I would like to do a random search over a large hyperparameter grid. One of the hyperparameters I’d like to optimize is feature selection. scikit-learn provides some very useful functionality for this, like the RFECV class, but this is not compatible with all models, since some don’t expose coef_ or feature_importances_ attributes. So I would like to compare RFECV with univariate feature selection. In particular, I would like to keep all features with associations to my dependent variable that are statistically significant at uncorrected p < 0.05 in univariate analyses. However, my modelling strategy for the data is fairly complex, such that it’s not an option to use one of the existing scikit-learn classes like SelectKBest or SelectFdr to apply a simple univariate statistical test. At the same time, I am wary of simply pre-calculating the significant univariate associations on the entire dataset because this seems to mix training and test data.
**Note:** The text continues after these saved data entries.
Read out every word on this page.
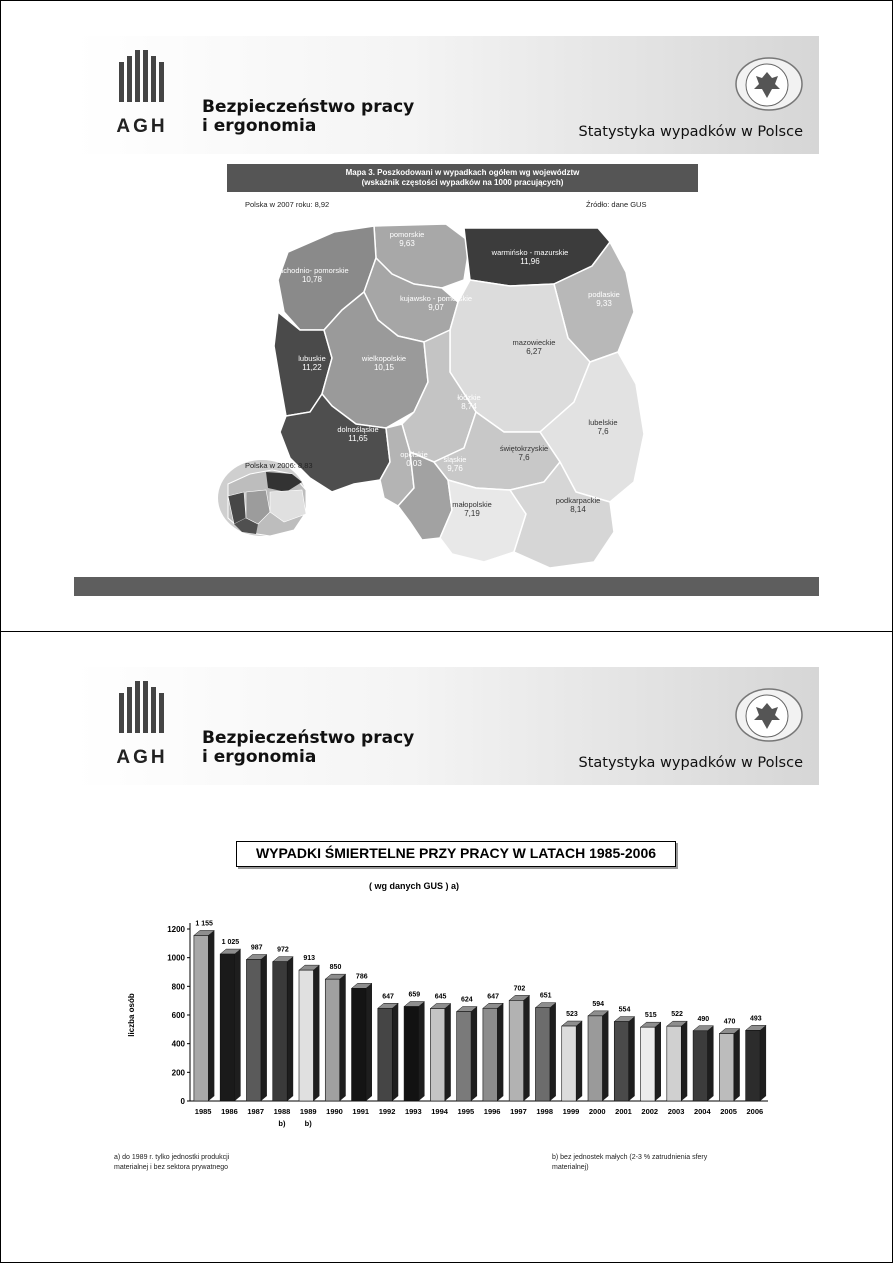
AGH
Bezpieczeństwo pracy
i ergonomia	Statystyka wypadków w Polsce
Mapa 3. Poszkodowani w wypadkach ogółem wg województw
(wskaźnik częstości wypadków na 1000 pracujących)
Polska w 2007 roku: 8,92	Źródło: dane GUS
Polska w 2006: 8,83
pomorskie
9,63
warmińsko - mazurskie
11,96
zachodnio- pomorskie
10,78
kujawsko - pomorskie
9,07
podlaskie
9,33
mazowieckie
6,27
lubuskie
11,22
wielkopolskie
10,15
łódzkie
8,74
lubelskie
7,6
dolnośląskie
11,65
opolskie
0,03	śląskie
9,76
świętokrzyskie
7,6
małopolskie
7,19
podkarpackie
8,14
AGH
Bezpieczeństwo pracy
i ergonomia	Statystyka wypadków w Polsce
WYPADKI ŚMIERTELNE PRZY PRACY W LATACH 1985-2006
( wg danych GUS ) a)
liczba osób
0
200
400
600
800
1000
1200
1 155
1985
1 025
1986
987
1987
972
1988
b)
913
1989
b)
850
1990
786
1991
647
1992
659
1993
645
1994
624
1995
647
1996
702
1997
651
1998
523
1999
594
2000
554
2001
515
2002
522
2003
490
2004
470
2005
493
2006
a) do 1989 r. tylko jednostki produkcji
materialnej i bez sektora prywatnego
b) bez jednostek małych (2-3 % zatrudnienia sfery
materialnej)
The easiest way to address this that I can see is to pre-calculate the significant univariate associations for the subset of the data in each cross-validation split, and then implement a custom feature selection function that reads these from a text file. I understand from this question that I can create a custom feature selection object that takes the cross-validation object in its constructor:
class ExternalSelector():
"""
Univariate feature selection by reading pre-calculated results
for each CV split.
"""
def __init__(self, cv):
self.cv = cv
self.feature_subset = None
def transform(self, X, y=None, **kwargs):
split_idx = 0
for train_idxs, test_idxs in cv:
# read the file
# subset X
split_idx = split_idx + 1
def fit(self, X, y=None):
return self
def get_params(self):
... but reviewing sklearn's univariate feature selection source code, I can’t figure out how or even whether it’s possible to return a list of Xs for each split.
How can I implement a custom feature selection function that reads a different list of features for each cross-validation split?